The next day, February 26, the wind died down a bit and turned to the southwest as the day passed. It was five degrees Celsius. Before noon, Brynjólfur Halldórsson boarded the Áróra with dry clothes, food and drink for the fishermen. Packages of food and clothes were prepared at each home and marked for each man. There was also food and a bit of Brennivín sent from the shops. Brynjólfur had on board the best crew, men who had already returned from sea or hadn't gone out. When he had delivered everything, he turned towards home again, as the tide was beginning to rise. Many of the ships set off for home at the same time as the Áróra, although the Najaden and Neptúnus would have stayed put. Six of them reached land before midnight after fighting all day against the weather, which was still poor. But three, Blíður, Mýrdælingur and Langvinnur, had to turn east around Bjarnarey again. They had headed too far north, so that the great rising tide carried them north in a strong current on the north side of Heimaey and they didn't drag the fishing line out when they'd escaped the gusts. They turned around and sailed with just a scrap of the sail east out of the channel between Elliðaey and Bjarnarey.

A short distance from Bjarnarey is the skerry Breki. The depth there is only about seven fathoms. There was an easterly current this time, and Hannes only remembered that happening once before; it only happened in incredibly bad weather. Right up by Brekaflá, on the north side of Bjarnarey, the sea was much deeper and this was usually the preferred route in stormy weather.

All the ships sailed there and Jón the sea pilot went last with the Blíður.

Mýrdælingur and Langvinnur got by safely and held east around the island, but an outcropping of Breki caught the Blíður and capsized it without warning. Jón and his crew of thirteen all drowned there. The crew were:

1. Jón Jónsson, sea pilot at Vilborgarstaður. He was only 26 years old. His wife was Veigalín Eiríksdóttir from Gjábakki. She later married Jón Guðmundsson at Gjábakki. Jón was well-to-do and good-humored. He had been an employee of Pétur Bjarnasen, shop manager at Garður, and under his influence he would have become a gifted sea pilot despite his young age.

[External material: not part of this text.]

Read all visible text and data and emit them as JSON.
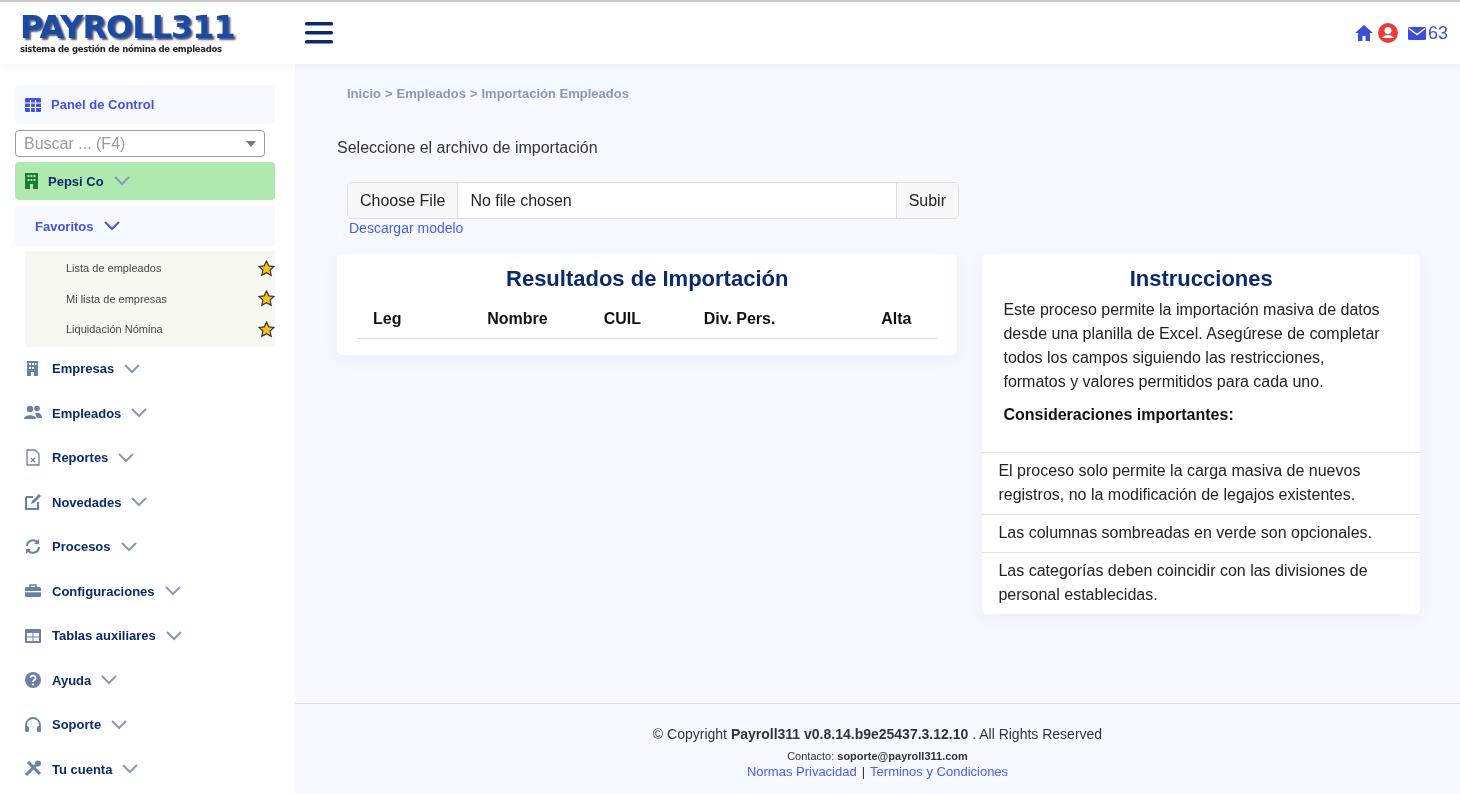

He had previously been the captain of the Neptúnus.

2. Eiríkur Hansson, farmer at Gjábakki, 53 years old, Jón's father-in-law. He was a great ship maker and had the previous autumn built the ship Blíður. It was the ship's second voyage.

Between Christmas and New Year's, Jón had taken the boat on one shark fishing voyage. Shortly after, on January 19, he'd had to use the Blíður to save Ellert Schram of Kokkhús and one other man.

The rowboat capsized under them at Leiðin, where they were collecting eider ducks that Ellert had shot. When they landed, there was such a loud cracking that the men on shore thought the boat had broken. They stopped what they were doing and ran west to Hróf and took the Enok. Both men were retrieved, but one was drowned in the boat. It was Eiríkur Runólfsson, who was nicknamed "earl."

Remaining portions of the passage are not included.